As outlandish as the abuse was, sadly, I know there are parents like the ones depicted in this youth fiction. What irritated me was that too many of the incidental male characters were perverted. I didn't think that was necessary. It makes it look like the world is full of perverts. Also, the abusive dad seemed to drop out of the story about two thirds of the way through. That didn't make sense to me especially because he was so persistent with his relationship with his girls, even after being so abusive and neglectful. Just because he was down and out didn't seem a good enough reason for him to disappear.
The ugly characters in the book were well defined by action and dialogue. Tammy's boyfriend was one of the most obnoxious. So self absorbed. But I would have liked to know more about some of the good characters like Tammy and why she didn't have children. Or Deborah who may be a bit extreme but clearly has a good heart.
But my main complaint about Hand Me Down is the writing style. The author attempts to go back and forth between the present and past, but the way she does it is confusing. I generally don't mind books written in that style (The Book Thief comes to mind.), but the way this author handled it didn't work for me.
Normally I stop reading a book that I am not enjoying, however, I stuck with it because I was curious to see what direction the author would take. Would the girls find stability? Would someone finally stand up for them? Would they stand up for themselves? Would it end neatly with a bow wrapped around it or messy with a bad outcome?

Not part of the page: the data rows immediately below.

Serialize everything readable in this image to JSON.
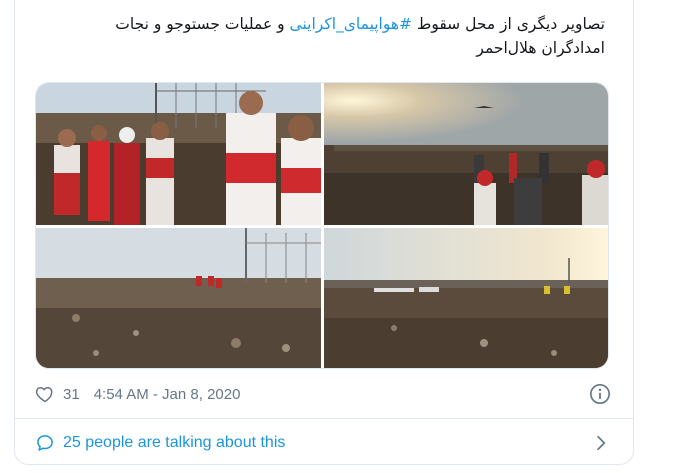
{
  "tweet": {
    "text_before": "تصاویر دیگری از محل سقوط",
    "hashtag": "#هواپیمای_اکراینی",
    "text_after": "و عملیات جستوجو و نجات امدادگران هلال‌احمر"
  },
  "media": {
    "photos": [
      {
        "icon": "photo-rescue-workers"
      },
      {
        "icon": "photo-crash-field-sunrise"
      },
      {
        "icon": "photo-debris-field"
      },
      {
        "icon": "photo-wide-crash-site"
      }
    ]
  },
  "meta": {
    "like_icon": "heart-icon",
    "like_count": "31",
    "timestamp": "4:54 AM - Jan 8, 2020",
    "info_icon": "info-icon"
  },
  "conversation": {
    "icon": "speech-bubble-icon",
    "label": "25 people are talking about this",
    "chevron": "chevron-right-icon"
  },
  "colors": {
    "link": "#1b95e0",
    "muted": "#657786",
    "border": "#e1e8ed"
  }
}
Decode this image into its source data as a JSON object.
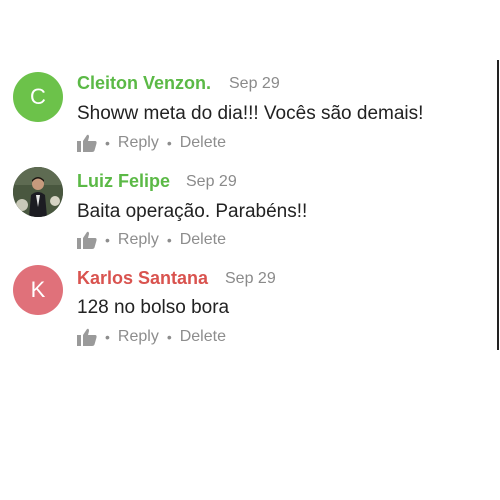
{
  "comments": [
    {
      "author": "Cleiton Venzon.",
      "date": "Sep 29",
      "text": "Showw meta do dia!!! Vocês são demais!",
      "avatar_initial": "C",
      "avatar_color": "#6cc24a",
      "name_color": "#5bb946",
      "reply_label": "Reply",
      "delete_label": "Delete"
    },
    {
      "author": "Luiz Felipe",
      "date": "Sep 29",
      "text": "Baita operação. Parabéns!!",
      "avatar_initial": "",
      "avatar_color": "#3a4a3c",
      "name_color": "#5bb946",
      "reply_label": "Reply",
      "delete_label": "Delete"
    },
    {
      "author": "Karlos Santana",
      "date": "Sep 29",
      "text": "128 no bolso bora",
      "avatar_initial": "K",
      "avatar_color": "#e0717a",
      "name_color": "#d9534f",
      "reply_label": "Reply",
      "delete_label": "Delete"
    }
  ],
  "separator": "•",
  "icons": {
    "like": "thumbs-up-icon"
  }
}
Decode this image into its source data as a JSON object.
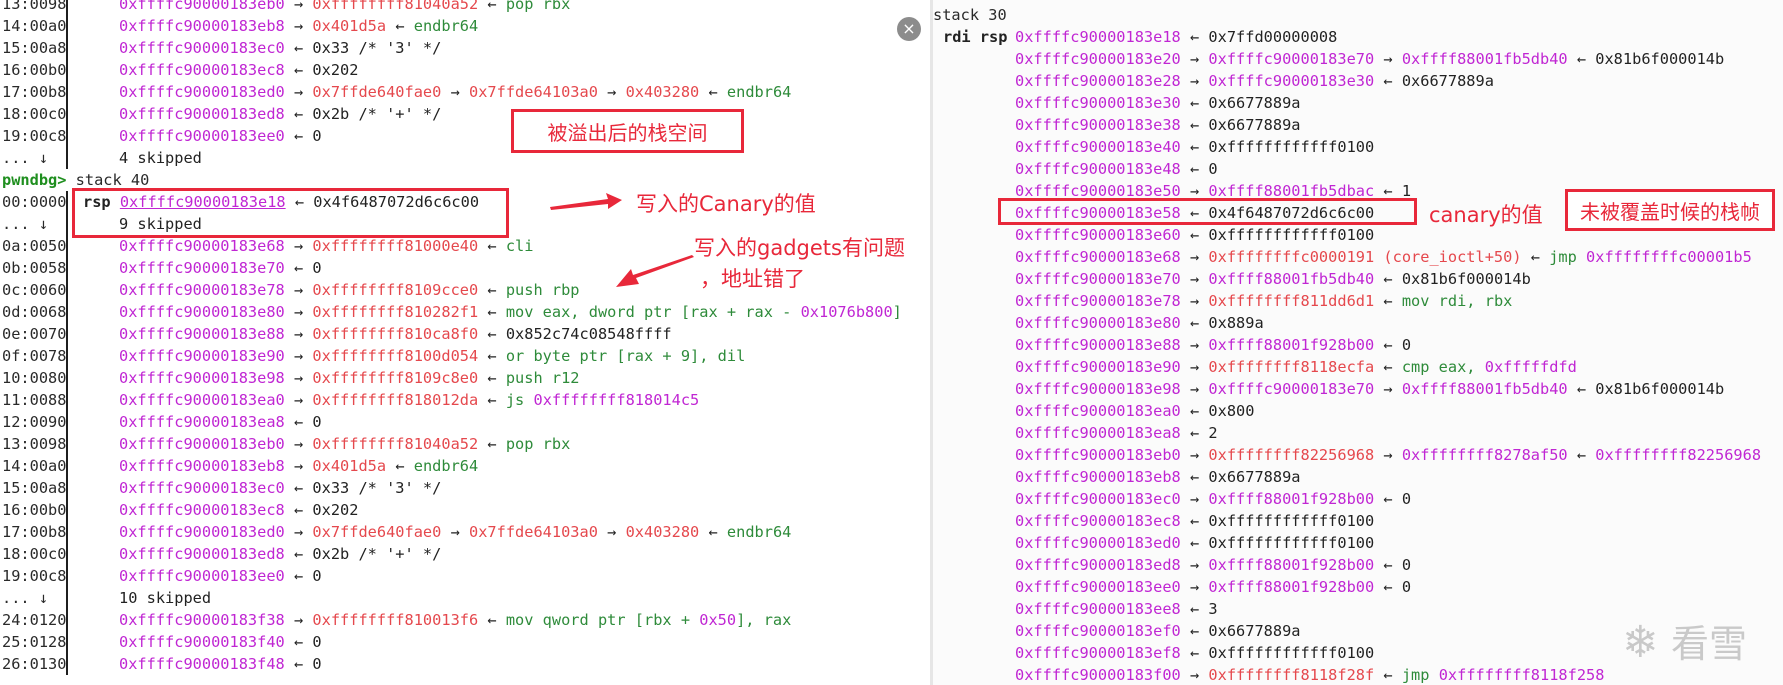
{
  "left_top": [
    {
      "i": "13:0098",
      "a": "0xffffc90000183eb0",
      "p": "→",
      "t": "0xffffffff81040a52",
      "tc": "red",
      "d": "←",
      "c": "pop rbx"
    },
    {
      "i": "14:00a0",
      "a": "0xffffc90000183eb8",
      "p": "→",
      "t": "0x401d5a",
      "tc": "red",
      "d": "←",
      "c": "endbr64"
    },
    {
      "i": "15:00a8",
      "a": "0xffffc90000183ec0",
      "p": "←",
      "t": "0x33 /* '3' */",
      "tc": "grey"
    },
    {
      "i": "16:00b0",
      "a": "0xffffc90000183ec8",
      "p": "←",
      "t": "0x202",
      "tc": "grey"
    },
    {
      "i": "17:00b8",
      "a": "0xffffc90000183ed0",
      "p": "→",
      "t": "0x7ffde640fae0",
      "tc": "red",
      "d": "→",
      "t2": "0x7ffde64103a0",
      "d2": "→",
      "t3": "0x403280",
      "d3": "←",
      "c": "endbr64"
    },
    {
      "i": "18:00c0",
      "a": "0xffffc90000183ed8",
      "p": "←",
      "t": "0x2b /* '+' */",
      "tc": "grey"
    },
    {
      "i": "19:00c8",
      "a": "0xffffc90000183ee0",
      "p": "←",
      "t": "0",
      "tc": "grey"
    }
  ],
  "skip1": {
    "i": "... ↓",
    "text": "4 skipped"
  },
  "prompt": {
    "name": "pwndbg>",
    "cmd": "stack 40"
  },
  "rsp_row": {
    "i": "00:0000",
    "reg": "rsp",
    "a": "0xffffc90000183e18",
    "p": "←",
    "t": "0x4f6487072d6c6c00"
  },
  "skip2": {
    "i": "... ↓",
    "text": "9 skipped"
  },
  "left_main": [
    {
      "i": "0a:0050",
      "a": "0xffffc90000183e68",
      "p": "→",
      "t": "0xffffffff81000e40",
      "tc": "red",
      "d": "←",
      "c": "cli"
    },
    {
      "i": "0b:0058",
      "a": "0xffffc90000183e70",
      "p": "←",
      "t": "0",
      "tc": "grey"
    },
    {
      "i": "0c:0060",
      "a": "0xffffc90000183e78",
      "p": "→",
      "t": "0xffffffff8109cce0",
      "tc": "red",
      "d": "←",
      "c": "push rbp"
    },
    {
      "i": "0d:0068",
      "a": "0xffffc90000183e80",
      "p": "→",
      "t": "0xffffffff810282f1",
      "tc": "red",
      "d": "←",
      "c": "mov eax, dword ptr [rax + rax - 0x1076b800]"
    },
    {
      "i": "0e:0070",
      "a": "0xffffc90000183e88",
      "p": "→",
      "t": "0xffffffff810ca8f0",
      "tc": "red",
      "d": "←",
      "t2": "0x852c74c08548ffff",
      "t2c": "grey"
    },
    {
      "i": "0f:0078",
      "a": "0xffffc90000183e90",
      "p": "→",
      "t": "0xffffffff8100d054",
      "tc": "red",
      "d": "←",
      "c": "or byte ptr [rax + 9], dil"
    },
    {
      "i": "10:0080",
      "a": "0xffffc90000183e98",
      "p": "→",
      "t": "0xffffffff8109c8e0",
      "tc": "red",
      "d": "←",
      "c": "push r12"
    },
    {
      "i": "11:0088",
      "a": "0xffffc90000183ea0",
      "p": "→",
      "t": "0xffffffff818012da",
      "tc": "red",
      "d": "←",
      "c": "js 0xffffffff818014c5"
    },
    {
      "i": "12:0090",
      "a": "0xffffc90000183ea8",
      "p": "←",
      "t": "0",
      "tc": "grey"
    },
    {
      "i": "13:0098",
      "a": "0xffffc90000183eb0",
      "p": "→",
      "t": "0xffffffff81040a52",
      "tc": "red",
      "d": "←",
      "c": "pop rbx"
    },
    {
      "i": "14:00a0",
      "a": "0xffffc90000183eb8",
      "p": "→",
      "t": "0x401d5a",
      "tc": "red",
      "d": "←",
      "c": "endbr64"
    },
    {
      "i": "15:00a8",
      "a": "0xffffc90000183ec0",
      "p": "←",
      "t": "0x33 /* '3' */",
      "tc": "grey"
    },
    {
      "i": "16:00b0",
      "a": "0xffffc90000183ec8",
      "p": "←",
      "t": "0x202",
      "tc": "grey"
    },
    {
      "i": "17:00b8",
      "a": "0xffffc90000183ed0",
      "p": "→",
      "t": "0x7ffde640fae0",
      "tc": "red",
      "d": "→",
      "t2": "0x7ffde64103a0",
      "d2": "→",
      "t3": "0x403280",
      "d3": "←",
      "c": "endbr64"
    },
    {
      "i": "18:00c0",
      "a": "0xffffc90000183ed8",
      "p": "←",
      "t": "0x2b /* '+' */",
      "tc": "grey"
    },
    {
      "i": "19:00c8",
      "a": "0xffffc90000183ee0",
      "p": "←",
      "t": "0",
      "tc": "grey"
    }
  ],
  "skip3": {
    "i": "... ↓",
    "text": "10 skipped"
  },
  "left_bottom": [
    {
      "i": "24:0120",
      "a": "0xffffc90000183f38",
      "p": "→",
      "t": "0xffffffff810013f6",
      "tc": "red",
      "d": "←",
      "c": "mov qword ptr [rbx + 0x50], rax"
    },
    {
      "i": "25:0128",
      "a": "0xffffc90000183f40",
      "p": "←",
      "t": "0",
      "tc": "grey"
    },
    {
      "i": "26:0130",
      "a": "0xffffc90000183f48",
      "p": "←",
      "t": "0",
      "tc": "grey"
    }
  ],
  "right": {
    "cmd": "stack 30",
    "regs": "rdi rsp",
    "rows": [
      {
        "a": "0xffffc90000183e18",
        "p": "←",
        "t": "0x7ffd00000008",
        "tc": "grey"
      },
      {
        "a": "0xffffc90000183e20",
        "p": "→",
        "t": "0xffffc90000183e70",
        "tc": "addr",
        "d": "→",
        "t2": "0xffff88001fb5db40",
        "t2c": "addr",
        "d2": "←",
        "t3": "0x81b6f000014b",
        "t3c": "grey"
      },
      {
        "a": "0xffffc90000183e28",
        "p": "→",
        "t": "0xffffc90000183e30",
        "tc": "addr",
        "d": "←",
        "t2": "0x6677889a",
        "t2c": "grey"
      },
      {
        "a": "0xffffc90000183e30",
        "p": "←",
        "t": "0x6677889a",
        "tc": "grey"
      },
      {
        "a": "0xffffc90000183e38",
        "p": "←",
        "t": "0x6677889a",
        "tc": "grey"
      },
      {
        "a": "0xffffc90000183e40",
        "p": "←",
        "t": "0xffffffffffff0100",
        "tc": "grey"
      },
      {
        "a": "0xffffc90000183e48",
        "p": "←",
        "t": "0",
        "tc": "grey"
      },
      {
        "a": "0xffffc90000183e50",
        "p": "→",
        "t": "0xffff88001fb5dbac",
        "tc": "addr",
        "d": "←",
        "t2": "1",
        "t2c": "grey"
      },
      {
        "a": "0xffffc90000183e58",
        "p": "←",
        "t": "0x4f6487072d6c6c00",
        "tc": "grey"
      },
      {
        "a": "0xffffc90000183e60",
        "p": "←",
        "t": "0xffffffffffff0100",
        "tc": "grey"
      },
      {
        "a": "0xffffc90000183e68",
        "p": "→",
        "t": "0xffffffffc0000191 (core_ioctl+50)",
        "tc": "red",
        "d": "←",
        "c": "jmp",
        "ci": "0xffffffffc00001b5"
      },
      {
        "a": "0xffffc90000183e70",
        "p": "→",
        "t": "0xffff88001fb5db40",
        "tc": "addr",
        "d": "←",
        "t2": "0x81b6f000014b",
        "t2c": "grey"
      },
      {
        "a": "0xffffc90000183e78",
        "p": "→",
        "t": "0xffffffff811dd6d1",
        "tc": "red",
        "d": "←",
        "c": "mov rdi, rbx"
      },
      {
        "a": "0xffffc90000183e80",
        "p": "←",
        "t": "0x889a",
        "tc": "grey"
      },
      {
        "a": "0xffffc90000183e88",
        "p": "→",
        "t": "0xffff88001f928b00",
        "tc": "addr",
        "d": "←",
        "t2": "0",
        "t2c": "grey"
      },
      {
        "a": "0xffffc90000183e90",
        "p": "→",
        "t": "0xffffffff8118ecfa",
        "tc": "red",
        "d": "←",
        "c": "cmp eax,",
        "ci": "0xfffffdfd"
      },
      {
        "a": "0xffffc90000183e98",
        "p": "→",
        "t": "0xffffc90000183e70",
        "tc": "addr",
        "d": "→",
        "t2": "0xffff88001fb5db40",
        "t2c": "addr",
        "d2": "←",
        "t3": "0x81b6f000014b",
        "t3c": "grey"
      },
      {
        "a": "0xffffc90000183ea0",
        "p": "←",
        "t": "0x800",
        "tc": "grey"
      },
      {
        "a": "0xffffc90000183ea8",
        "p": "←",
        "t": "2",
        "tc": "grey"
      },
      {
        "a": "0xffffc90000183eb0",
        "p": "→",
        "t": "0xffffffff82256968",
        "tc": "red",
        "d": "→",
        "t2": "0xffffffff8278af50",
        "t2c": "addr",
        "d2": "←",
        "t3": "0xffffffff82256968",
        "t3c": "addr"
      },
      {
        "a": "0xffffc90000183eb8",
        "p": "←",
        "t": "0x6677889a",
        "tc": "grey"
      },
      {
        "a": "0xffffc90000183ec0",
        "p": "→",
        "t": "0xffff88001f928b00",
        "tc": "addr",
        "d": "←",
        "t2": "0",
        "t2c": "grey"
      },
      {
        "a": "0xffffc90000183ec8",
        "p": "←",
        "t": "0xffffffffffff0100",
        "tc": "grey"
      },
      {
        "a": "0xffffc90000183ed0",
        "p": "←",
        "t": "0xffffffffffff0100",
        "tc": "grey"
      },
      {
        "a": "0xffffc90000183ed8",
        "p": "→",
        "t": "0xffff88001f928b00",
        "tc": "addr",
        "d": "←",
        "t2": "0",
        "t2c": "grey"
      },
      {
        "a": "0xffffc90000183ee0",
        "p": "→",
        "t": "0xffff88001f928b00",
        "tc": "addr",
        "d": "←",
        "t2": "0",
        "t2c": "grey"
      },
      {
        "a": "0xffffc90000183ee8",
        "p": "←",
        "t": "3",
        "tc": "grey"
      },
      {
        "a": "0xffffc90000183ef0",
        "p": "←",
        "t": "0x6677889a",
        "tc": "grey"
      },
      {
        "a": "0xffffc90000183ef8",
        "p": "←",
        "t": "0xffffffffffff0100",
        "tc": "grey"
      },
      {
        "a": "0xffffc90000183f00",
        "p": "→",
        "t": "0xffffffff8118f28f",
        "tc": "red",
        "d": "←",
        "c": "jmp",
        "ci": "0xffffffff8118f258"
      }
    ]
  },
  "annotations": {
    "overflow_stack": "被溢出后的栈空间",
    "canary_written": "写入的Canary的值",
    "gadget_problem_1": "写入的gadgets有问题",
    "gadget_problem_2": "，地址错了",
    "canary_value": "canary的值",
    "uncovered_frame": "未被覆盖时候的栈帧"
  },
  "watermark": "看雪",
  "close_glyph": "×"
}
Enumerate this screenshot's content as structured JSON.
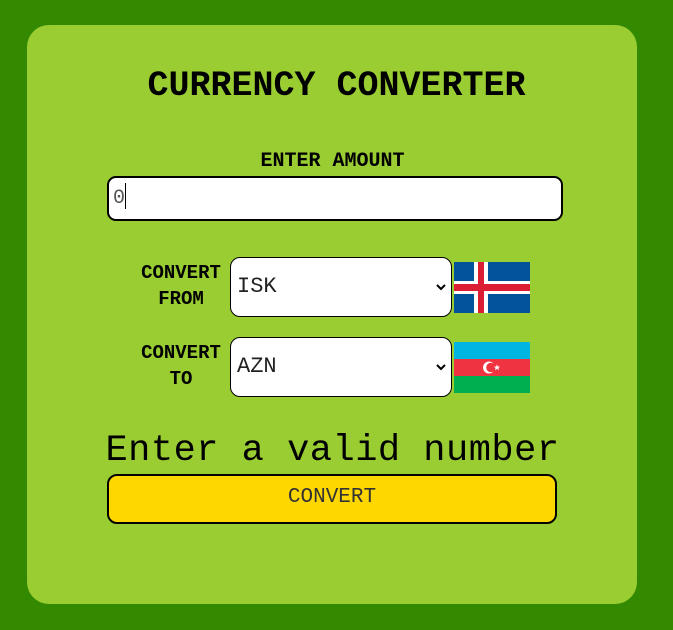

My final comment is for parents of children who read youth fiction. I do not believe in censorship, but books like Hand Me Down are a good reminder that parents need to be diligent about what their children are reading. I would highly encourage parents to read what their children are reading (I call it parallel reading) so that you can have intelligent discourse about story content. This one brings up many issues like physical abuse, sexual abuse, abandonment, alcoholism, teen drug use, religion, teen sexual activity, etc. All great topics but ones you might want to provide guidance to your child if they choose to read books with such content. It brings to mind me reading Judy Blume books "back in the day." I ate them up because they were filled with all kinds of sex, drugs, drinking, and other inappropriateness. I could have used the guidance back then. My mom was clueless as to the contents, and it was my dirty little secret! These books are great springboards for discussion on real topics and ones that SHOULD be discussed with teens as they are forming their sense of self, their views, ethics, and morals.